HLD: Design a Twitter/X Feed

Step 1: Requirements

Functional:

Post a tweet (text, images, videos)
Follow/unfollow a user
View home timeline (posts from people I follow, reverse chronological)
Like, retweet, reply
Search tweets

Non-functional:

500M users, 300M DAU
Timeline load < 200ms p99
Tweets delivered to followers within 5 seconds
Reads >> writes (read-heavy)
Eventual consistency on timeline is OK

Estimation:

Writes: 500K tweets/day ÷ 86,400 ≈ 6 tweets/sec
Reads:  300M DAU × 5 timeline loads/day ÷ 86,400 ≈ 17,000 reads/sec
Storage: 500K tweets/day × 500 bytes × 365 × 10 years ≈ 900 GB (text only)
Fan-out: average 200 followers/user → 500K × 200 = 100M timeline writes/day

Step 2: Core data model

-- Users
users(id BIGINT PK, username, email, follower_count, following_count, ...)

-- Tweets
tweets(id BIGINT PK, author_id BIGINT FK, content TEXT, media_urls TEXT[],
       like_count INT, retweet_count INT, created_at TIMESTAMPTZ)

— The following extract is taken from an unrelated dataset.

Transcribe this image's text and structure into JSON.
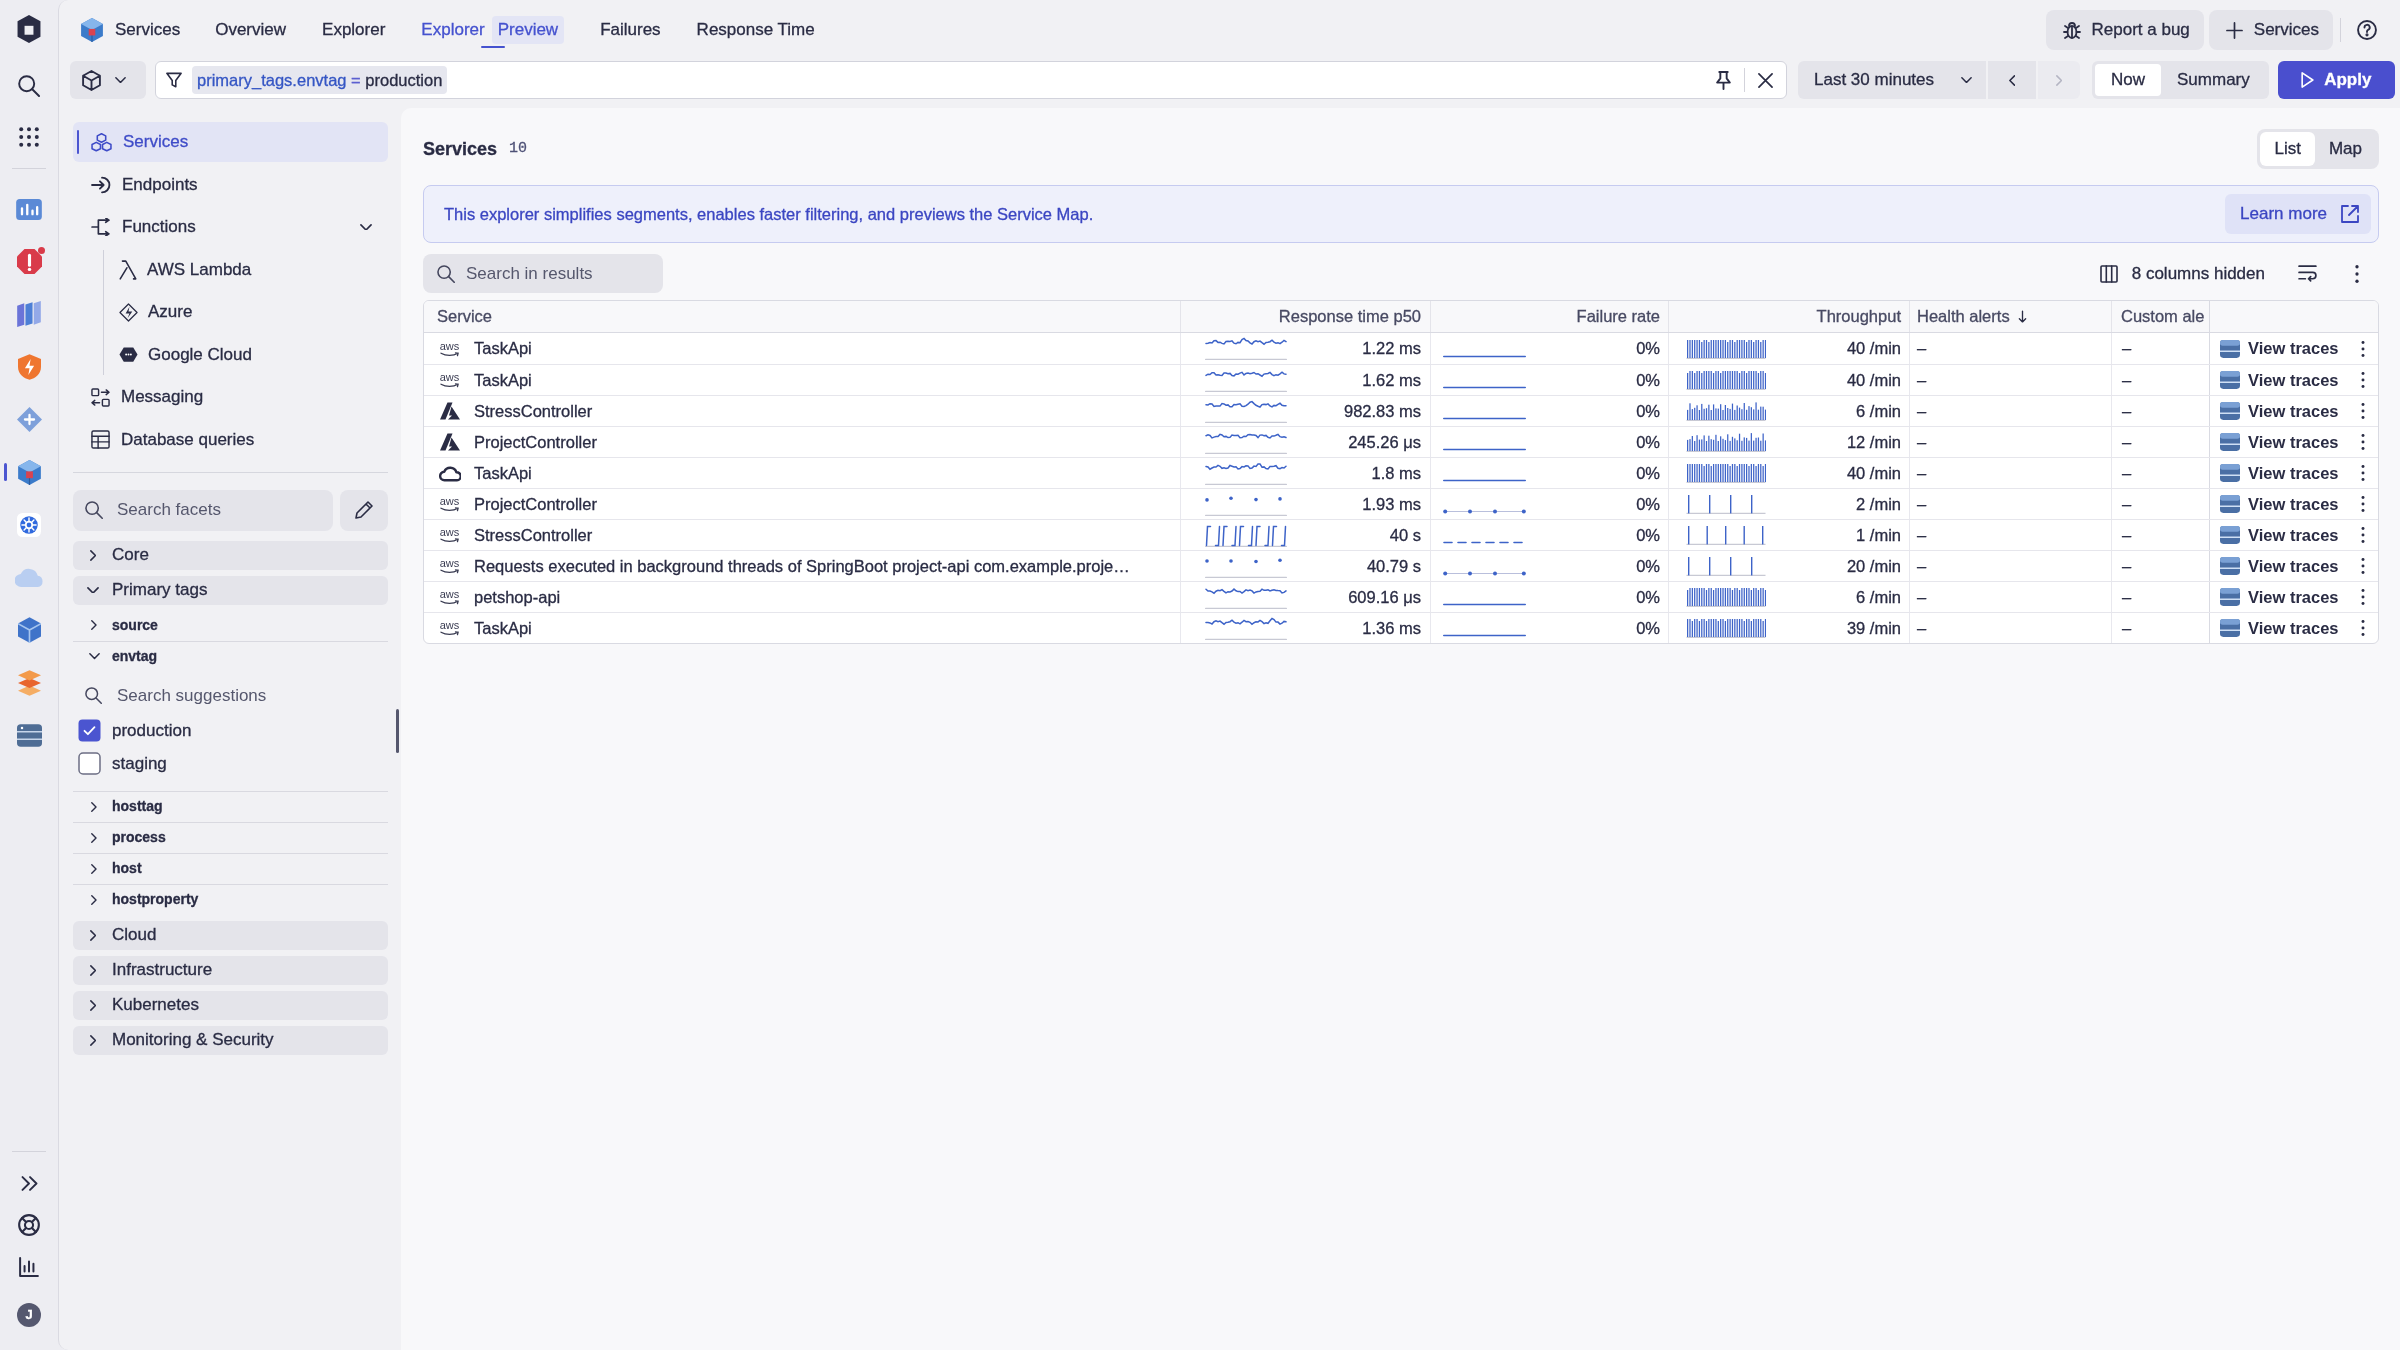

-- Follow graph (write-heavy, separate from tweet storage)
follows(follower_id BIGINT, followee_id BIGINT, created_at TIMESTAMPTZ)
  PRIMARY KEY (follower_id, followee_id)
  INDEX (followee_id, follower_id)  ← for "get all followers of user X"

-- Home Timeline (precomputed — see fanout below)
home_timeline(user_id BIGINT, tweet_id BIGINT, tweet_at TIMESTAMPTZ)
  PRIMARY KEY (user_id, tweet_at DESC, tweet_id)

Step 3: The core decision — fanout strategy

This is the heart of the design. Two approaches:

Option A: Fanout-on-write (push model)

When Alice tweets, immediately write Alice’s tweet_id into every follower’s home timeline:

Alice posts tweet #12345
    ↓
Fan-out worker looks up Alice's followers (potentially millions)
    ↓
Writes tweet_id into home_timeline for each follower
    ↓
Bob loads his timeline → just reads pre-built home_timeline list

Pros:

Read is O(1) — timeline is pre-built, just fetch and display
Very fast timeline load

Cons:

Write amplification: Kylie Jenner tweets once → 150M row inserts
Wasted writes for offline users
Hot-shard problem: celebrity’s followers may all hash to same partition

Option B: Fanout-on-read (pull model)

When Bob loads his timeline, look up everyone he follows and merge their recent tweets:

Bob loads timeline
    ↓
Fetch IDs of all users Bob follows (from follows table)
    ↓
For each followee: fetch their last N tweets
    ↓
Merge-sort all tweets by timestamp → show top 20
    ↓
Cache result in Redis

Pros:

No write amplification; posting a tweet is O(1)
Naturally handles celebrities

Cons:

Timeline load is slow: if Bob follows 1,000 people, that’s 1,000 DB reads per load
Cache invalidation on new tweets is complex

Option C: Hybrid (what Twitter actually does)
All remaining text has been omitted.